Access Housing Australia Chief Executive Officer Garry Ellender has welcomed the call on the WA State Government to implement and support progressive policies to grow and develop the social housing system in WA.
Whilst commending the Department of Housing (DoH) for its progress under the Opening Doors strategy to facilitate entry into home ownership for people on moderate incomes and for their vision in leveraging high value assets to achieve affordable housing outcomes in partnership with the private sector, Mr Ellender insisted there is currently no comprehensive Government strategy in place to meet the significant and growing demand for social housing in Western Australia.
“Investment in new housing supply by Federal and State Governments is at a trickle given their well-publicised budget problems. Since the Abbott Government abolished the National Rental Affordability Scheme there is also no financial incentive for the private sector to invest,” Mr Ellender said.
The Community Housing Coalition of WA has argued the State Government needs to increase the outsourcing of management of public housing assets to larger not-for-profit housing providers as part of a broader solution.
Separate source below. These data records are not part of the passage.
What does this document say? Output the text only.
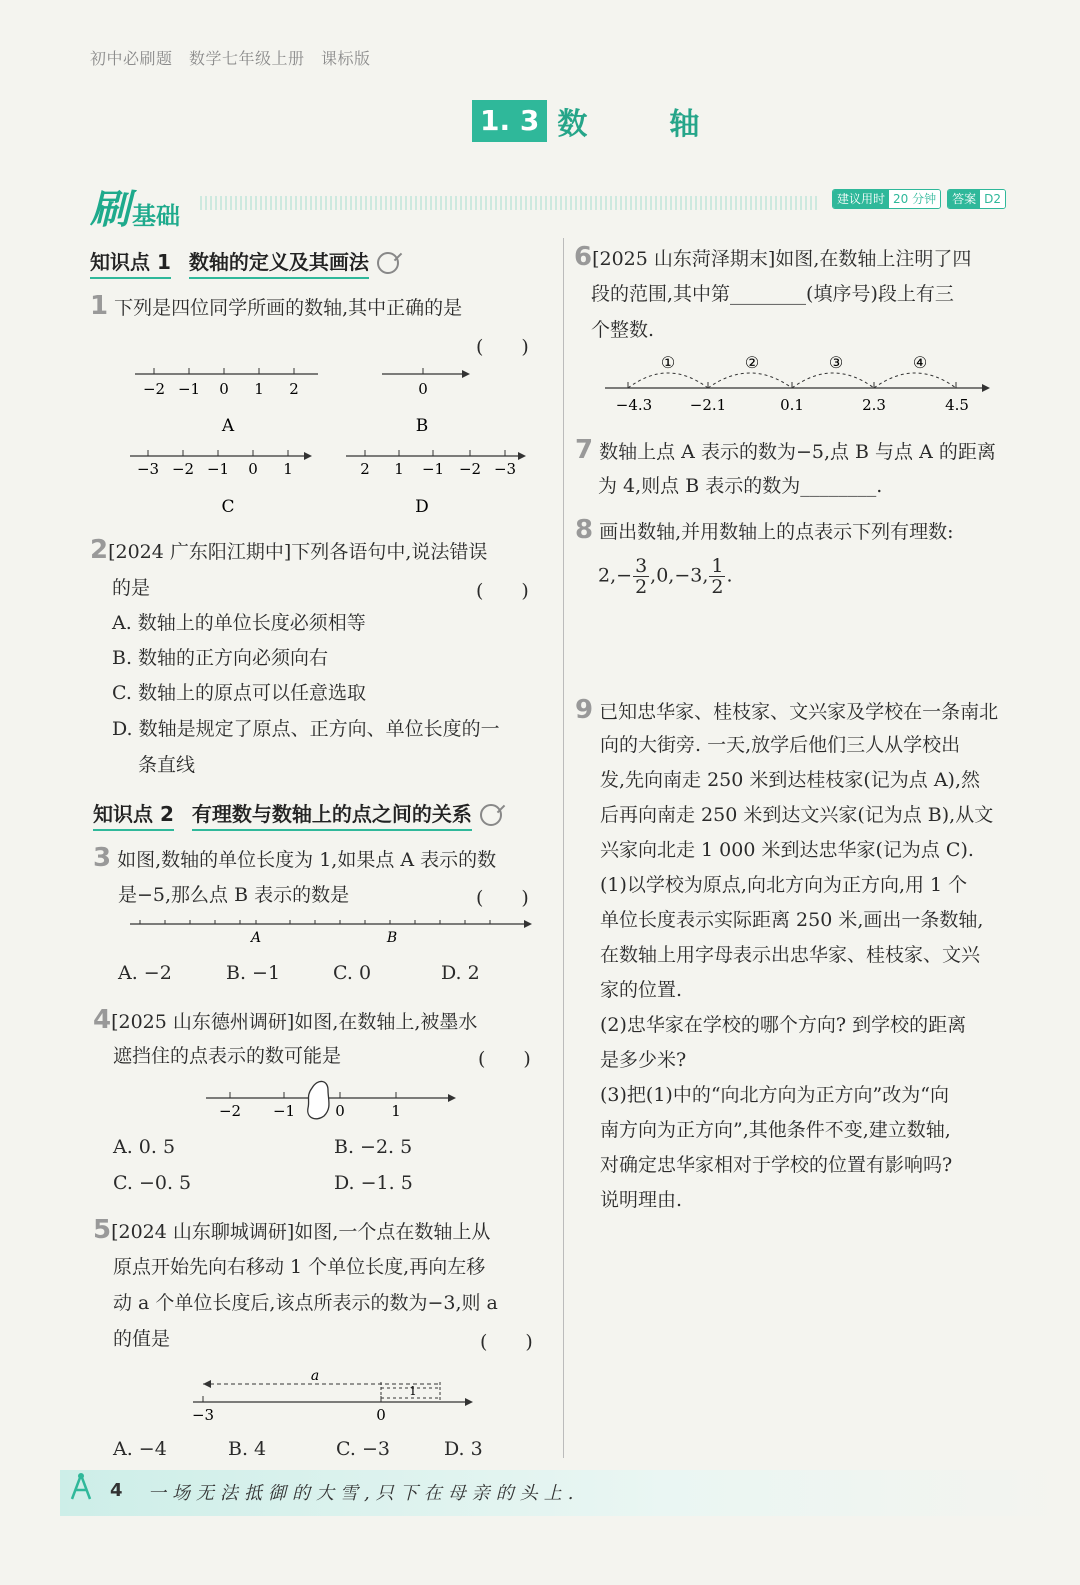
初中必刷题　数学七年级上册　课标版
1. 3 数　轴
刷 基础
建议用时 20 分钟	答案 D2
知识点 1 数轴的定义及其画法
1 下列是四位同学所画的数轴,其中正确的是
(　　)
−2 −1 0 1 2
A
0
B
−3 −2 −1 0 1
C
2 1 −1 −2 −3
D
2[2024 广东阳江期中]下列各语句中,说法错误
的是	(　　)
A. 数轴上的单位长度必须相等
B. 数轴的正方向必须向右
C. 数轴上的原点可以任意选取
D. 数轴是规定了原点、正方向、单位长度的一
条直线
知识点 2 有理数与数轴上的点之间的关系
3 如图,数轴的单位长度为 1,如果点 A 表示的数
是−5,那么点 B 表示的数是	(　　)
A	B
A. −2	B. −1	C. 0	D. 2
4[2025 山东德州调研]如图,在数轴上,被墨水
遮挡住的点表示的数可能是	(　　)
−2 −1	0	1
A. 0. 5	B. −2. 5
C. −0. 5	D. −1. 5
5[2024 山东聊城调研]如图,一个点在数轴上从
原点开始先向右移动 1 个单位长度,再向左移
动 a 个单位长度后,该点所表示的数为−3,则 a
的值是	(　　)
a
1
−3	0
A. −4	B. 4	C. −3	D. 3
6[2025 山东菏泽期末]如图,在数轴上注明了四
段的范围,其中第________(填序号)段上有三
个整数.
①	②	③	④
−4.3	−2.1	0.1	2.3	4.5
7 数轴上点 A 表示的数为−5,点 B 与点 A 的距离
为 4,则点 B 表示的数为________.
8 画出数轴,并用数轴上的点表示下列有理数:
$2,- \frac{3}{2} ,0,-3$, $\frac{1}{2}$ .
9 已知忠华家、桂枝家、文兴家及学校在一条南北
向的大街旁. 一天,放学后他们三人从学校出
发,先向南走 250 米到达桂枝家(记为点 A),然
后再向南走 250 米到达文兴家(记为点 B),从文
兴家向北走 1 000 米到达忠华家(记为点 C).
(1)以学校为原点,向北方向为正方向,用 1 个
单位长度表示实际距离 250 米,画出一条数轴,
在数轴上用字母表示出忠华家、桂枝家、文兴
家的位置.
(2)忠华家在学校的哪个方向? 到学校的距离
是多少米?
(3)把(1)中的“向北方向为正方向”改为“向
南方向为正方向”,其他条件不变,建立数轴,
对确定忠华家相对于学校的位置有影响吗?
说明理由.
4 一场无法抵御的大雪,只下在母亲的头上.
Mr Ellender agreed, stating that Access Housing had benefited from asset and management transfers during the post-GFC era when there was a positive commitment by Federal and State Governments to grow the capacity of the NFP sector.
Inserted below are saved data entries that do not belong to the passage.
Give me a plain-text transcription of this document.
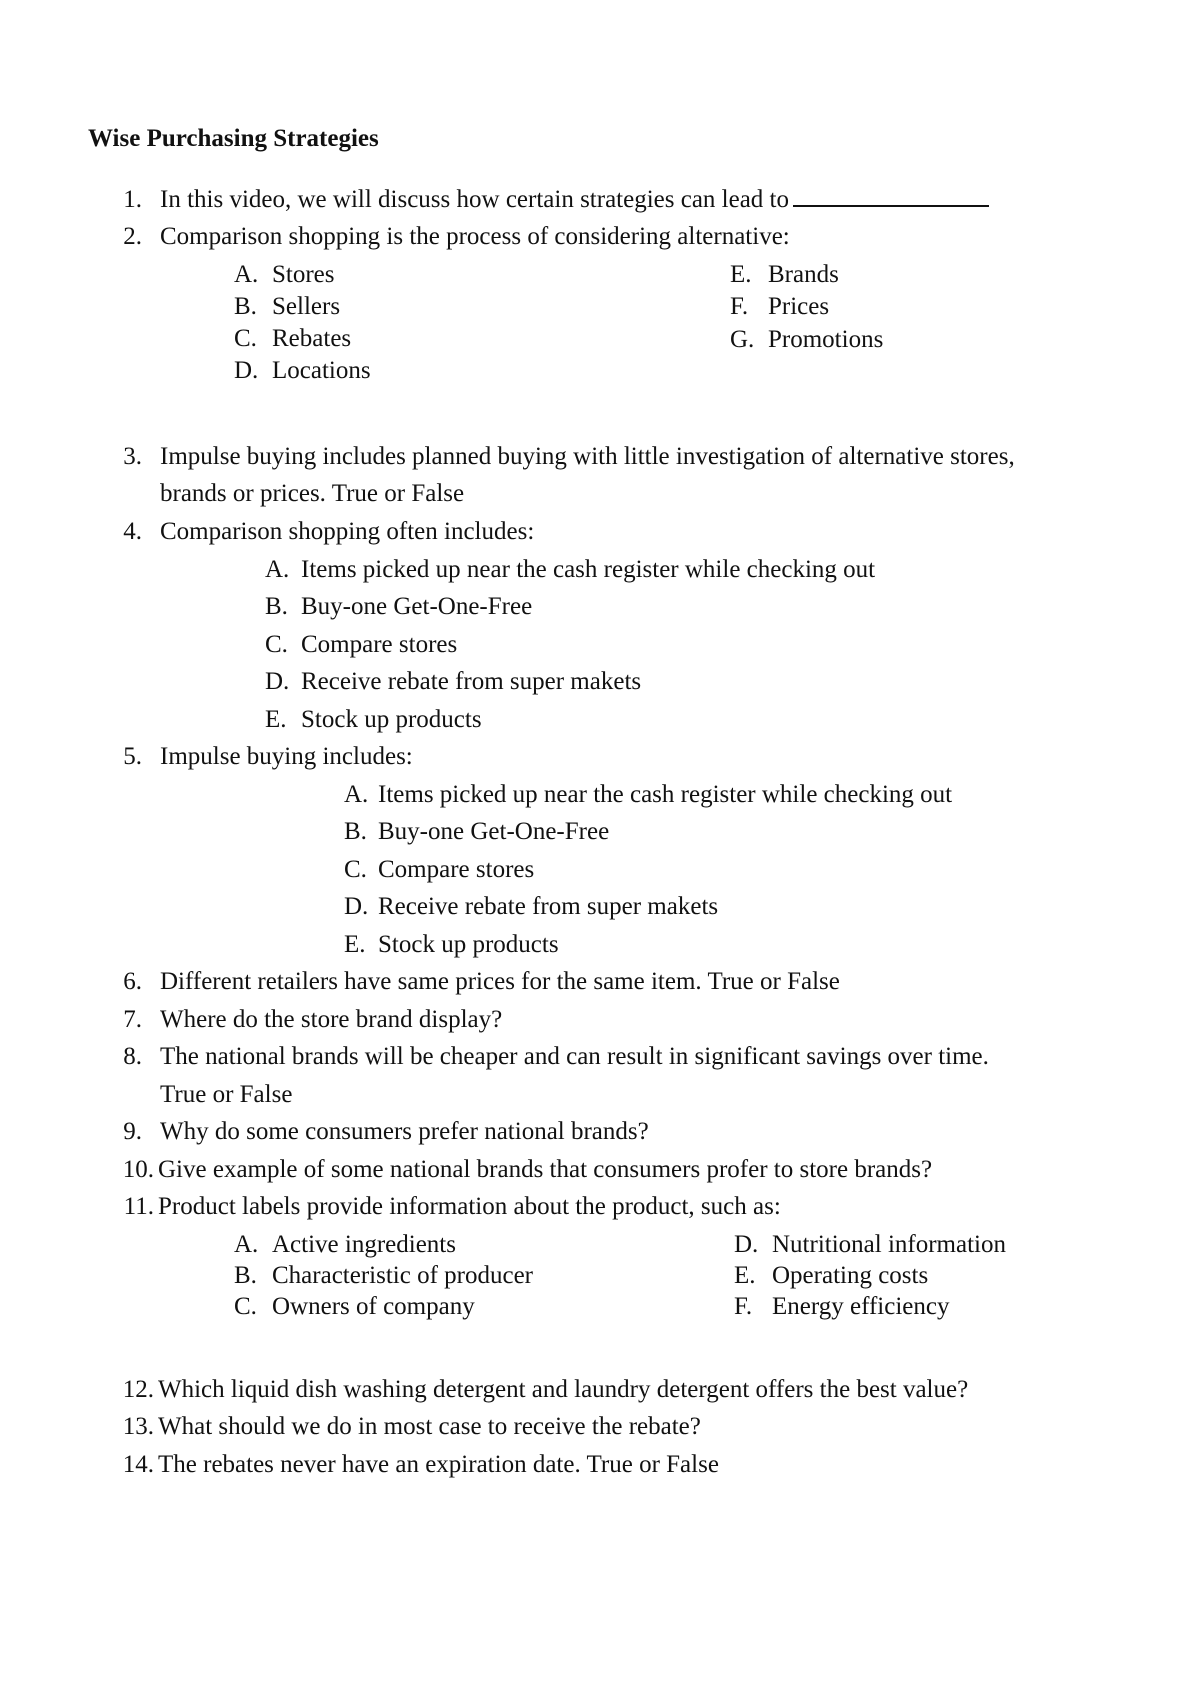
Wise Purchasing Strategies
1. In this video, we will discuss how certain strategies can lead to
2. Comparison shopping is the process of considering alternative:
A. Stores
B. Sellers
C. Rebates
D. Locations
E. Brands
F. Prices
G. Promotions
3. Impulse buying includes planned buying with little investigation of alternative stores,
brands or prices. True or False
4. Comparison shopping often includes:
A. Items picked up near the cash register while checking out
B. Buy-one Get-One-Free
C. Compare stores
D. Receive rebate from super makets
E. Stock up products
5. Impulse buying includes:
A. Items picked up near the cash register while checking out
B. Buy-one Get-One-Free
C. Compare stores
D. Receive rebate from super makets
E. Stock up products
6. Different retailers have same prices for the same item. True or False
7. Where do the store brand display?
8. The national brands will be cheaper and can result in significant savings over time.
True or False
9. Why do some consumers prefer national brands?
10. Give example of some national brands that consumers profer to store brands?
11. Product labels provide information about the product, such as:
A. Active ingredients
B. Characteristic of producer
C. Owners of company
D. Nutritional information
E. Operating costs
F. Energy efficiency
12. Which liquid dish washing detergent and laundry detergent offers the best value?
13. What should we do in most case to receive the rebate?
14. The rebates never have an expiration date. True or False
“Thanks to that initial support Access Housing has been able to borrow money from Commonwealth Bank to deliver 133 new affordable housing dwellings over the past two years, with a further 166 currently under construction or in planning. These projects are tangibly increasing the supply of affordable housing in Western Australia, which is in a critical shortage,” Mr Ellender said.
“When you talk to the low income residents that move into our new homes, it’s uplifting to see their joy in knowing they now have affordable, sustainable accommodation that they can call ‘home’.
“Through our development programs we’ve been able to provide accommodation for a range of people including an 86 year old lady who was forced to couch surf for three years in order to remain in her local town, people who were homeless, others who have moved a dozen times in private rental over three or four years and so on. This is the sharp end of the housing affordability crisis and the more that we can do to prevent homelessness and increase the options in our communities, the better.
Mr Ellender said the argument for outsourcing management of public housing assets to the NFP housing sector was simple.
“The nearly 2,000 properties that Access Housing currently manages at a net profit, without any direct State Government subsidy, are saving the Department of Housing an estimated $20 million a year in net operational costs and enable Access Housing to have a debt facility of $40 million to assist in financing new housing supply. This is all facilitated at no cost to the tax payer,” he said.
“If the Department of Housing were to outsource a further 3,000 public housing properties to Access Housing over the next three years, our leveraging capacity would increase to $100 million, the net savings to DoH would be around $50 million per annum and, based on Western Australian Treasury Corporation modelling, the company would be able to supply a further 1,125 properties, with an estimated value of $360 million, over 10 years.
“Reducing the financial strain on Government and getting significant new housing supply seems a pretty good reason for outsourcing tenancy and property management from the public sector. It’s win-win,” Mr Ellender said.
Access Housing Fact File
Access Housing has experienced very significant growth and diversification over the last four years, with increases in:
- tenancies under management from 750 to 1,950 during this period;
- revenue from $6.4 million in 2009/10 to $33.74 million in 2013/14;
- net profit from $0.8 million in 2009/10 to $17.1 million in 2013/14;
- value of property assets on the balance sheet from $6.15 million in 2009/10 to $131 million in 2013/14.